There was one thing that annoyed him. One weird thing.

"It wears glasses… What kind of beasts have poor eyesight?" Kikimura couldn't help but laugh without making a sound.

"Humgh"... The beast felt something and made a sound with his eyes closed.

Kikimura moved to the corner of the room, put his back to the wall and waited. The beast didn't speak again. It just existed, like a piece of furniture.

They stayed like that until the afternoon.

Kikimura watched the creature watch him.

When the girl came with food for the evening, he realised something. The beast's presence wasn't the worst part. The house, the library, the girl and the old man waiting in the background. All of these things looked like a trap, and Kikimura was stuck in the middle.

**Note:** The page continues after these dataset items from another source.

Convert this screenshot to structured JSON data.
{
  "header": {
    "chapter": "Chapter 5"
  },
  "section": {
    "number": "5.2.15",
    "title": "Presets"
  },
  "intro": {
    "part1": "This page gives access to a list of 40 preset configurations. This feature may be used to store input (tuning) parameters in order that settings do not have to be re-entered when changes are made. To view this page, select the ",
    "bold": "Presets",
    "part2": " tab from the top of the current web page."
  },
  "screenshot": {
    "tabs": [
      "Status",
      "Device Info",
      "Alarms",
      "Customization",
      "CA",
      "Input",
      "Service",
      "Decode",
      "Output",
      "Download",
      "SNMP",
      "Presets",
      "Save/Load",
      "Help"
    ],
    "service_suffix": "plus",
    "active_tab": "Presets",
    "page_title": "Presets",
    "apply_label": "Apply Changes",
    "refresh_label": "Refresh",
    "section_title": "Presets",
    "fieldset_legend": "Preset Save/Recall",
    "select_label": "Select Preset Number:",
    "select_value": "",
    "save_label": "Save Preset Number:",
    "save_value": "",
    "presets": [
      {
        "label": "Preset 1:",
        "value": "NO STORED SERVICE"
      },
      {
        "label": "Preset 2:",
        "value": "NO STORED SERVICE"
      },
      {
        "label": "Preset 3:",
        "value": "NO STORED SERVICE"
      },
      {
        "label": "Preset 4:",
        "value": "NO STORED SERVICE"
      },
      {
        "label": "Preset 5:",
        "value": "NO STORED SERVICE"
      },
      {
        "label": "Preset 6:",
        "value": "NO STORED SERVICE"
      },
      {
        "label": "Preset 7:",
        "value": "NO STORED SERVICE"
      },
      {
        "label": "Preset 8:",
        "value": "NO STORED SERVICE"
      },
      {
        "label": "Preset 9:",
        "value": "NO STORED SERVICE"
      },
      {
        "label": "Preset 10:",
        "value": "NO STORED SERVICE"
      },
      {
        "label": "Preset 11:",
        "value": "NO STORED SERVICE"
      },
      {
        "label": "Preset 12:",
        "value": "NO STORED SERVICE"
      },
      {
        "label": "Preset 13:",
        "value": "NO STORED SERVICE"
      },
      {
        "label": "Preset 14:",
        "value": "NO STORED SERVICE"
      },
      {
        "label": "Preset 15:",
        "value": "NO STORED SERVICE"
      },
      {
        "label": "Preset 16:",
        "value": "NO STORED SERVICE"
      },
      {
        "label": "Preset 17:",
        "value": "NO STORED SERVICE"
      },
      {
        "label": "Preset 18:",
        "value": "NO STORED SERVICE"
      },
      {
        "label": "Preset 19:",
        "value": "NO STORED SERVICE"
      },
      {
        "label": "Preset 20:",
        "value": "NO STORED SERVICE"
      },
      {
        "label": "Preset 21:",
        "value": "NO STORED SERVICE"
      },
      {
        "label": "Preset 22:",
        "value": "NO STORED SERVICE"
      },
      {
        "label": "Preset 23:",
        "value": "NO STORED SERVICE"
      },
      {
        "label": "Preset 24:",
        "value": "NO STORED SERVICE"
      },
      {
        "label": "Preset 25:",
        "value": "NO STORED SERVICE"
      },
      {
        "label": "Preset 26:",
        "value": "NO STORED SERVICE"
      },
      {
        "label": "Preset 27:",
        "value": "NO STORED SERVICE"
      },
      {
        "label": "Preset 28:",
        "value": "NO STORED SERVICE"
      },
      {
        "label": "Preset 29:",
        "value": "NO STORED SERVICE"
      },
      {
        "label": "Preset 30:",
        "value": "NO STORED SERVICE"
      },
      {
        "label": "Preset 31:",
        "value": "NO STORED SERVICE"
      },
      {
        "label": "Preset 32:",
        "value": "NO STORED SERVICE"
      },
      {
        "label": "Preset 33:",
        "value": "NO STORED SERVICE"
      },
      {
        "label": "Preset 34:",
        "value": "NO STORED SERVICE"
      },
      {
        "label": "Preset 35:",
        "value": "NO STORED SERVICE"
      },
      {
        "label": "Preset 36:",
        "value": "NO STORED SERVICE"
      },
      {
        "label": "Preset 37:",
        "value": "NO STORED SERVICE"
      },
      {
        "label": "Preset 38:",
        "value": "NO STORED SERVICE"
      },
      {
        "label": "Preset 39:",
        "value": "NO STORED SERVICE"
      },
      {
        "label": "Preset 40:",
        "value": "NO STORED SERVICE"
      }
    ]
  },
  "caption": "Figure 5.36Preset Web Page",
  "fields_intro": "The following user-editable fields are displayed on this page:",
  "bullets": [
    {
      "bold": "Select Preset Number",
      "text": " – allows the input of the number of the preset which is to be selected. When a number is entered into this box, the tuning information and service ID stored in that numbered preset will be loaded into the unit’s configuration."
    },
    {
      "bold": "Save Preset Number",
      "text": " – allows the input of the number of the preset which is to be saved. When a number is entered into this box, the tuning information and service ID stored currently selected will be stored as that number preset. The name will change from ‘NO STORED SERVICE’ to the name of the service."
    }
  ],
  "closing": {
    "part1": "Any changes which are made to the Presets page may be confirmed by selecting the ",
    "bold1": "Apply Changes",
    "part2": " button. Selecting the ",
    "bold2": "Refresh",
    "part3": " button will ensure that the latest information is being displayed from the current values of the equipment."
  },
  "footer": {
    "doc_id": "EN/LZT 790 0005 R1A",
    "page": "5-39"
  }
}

But the trap wasn't designed to keep him here.

The trap was designed to fix him just enough to push him back out into the world.

The beast was honest about its threat. The old man and his granddaughter were worse because they seemed kind. Because they fed him and tended his wounds and spoke to him as if he mattered. And then the old man said, "You can leave after you recover."

As night fell, Kikimura lay in his room staring at the ceiling. His mind was racing. He couldn't rest, even though he was very tired.

"Who was the man? Not just a farmer for sure". Kikimura started thinking.

The library proved that. He wasn't rich. The house was well-kept, and there was good food. Maybe he was a scholar or a teacher, with enough power to control that beast. A man with knowledge of dark magic sits on his shelves like it was nothing.

"Why did he save me?"

That was the question that wouldn't leave him alone. The old man had said something about "potential." But potential for what? Kikimura was weak. Broken. Marked by his own village as something cursed.

"And the beast. It could think and speak …"

Everything Kikimura learned about creatures in the wilderness was wrong. There were creatures out there with intelligence and agency, and no one warned the villages? Or maybe they did, but the villages were forgotten over time.

Maybe this was just how the world was full of things that could speak, that could think, that could kill you with a gesture.

The scariest thing was that the old man controlled the beast. He had enough control that the beast obeyed him.

"What kind of power did that take?"

More than magic, Kikimura suspected. More than books in a library.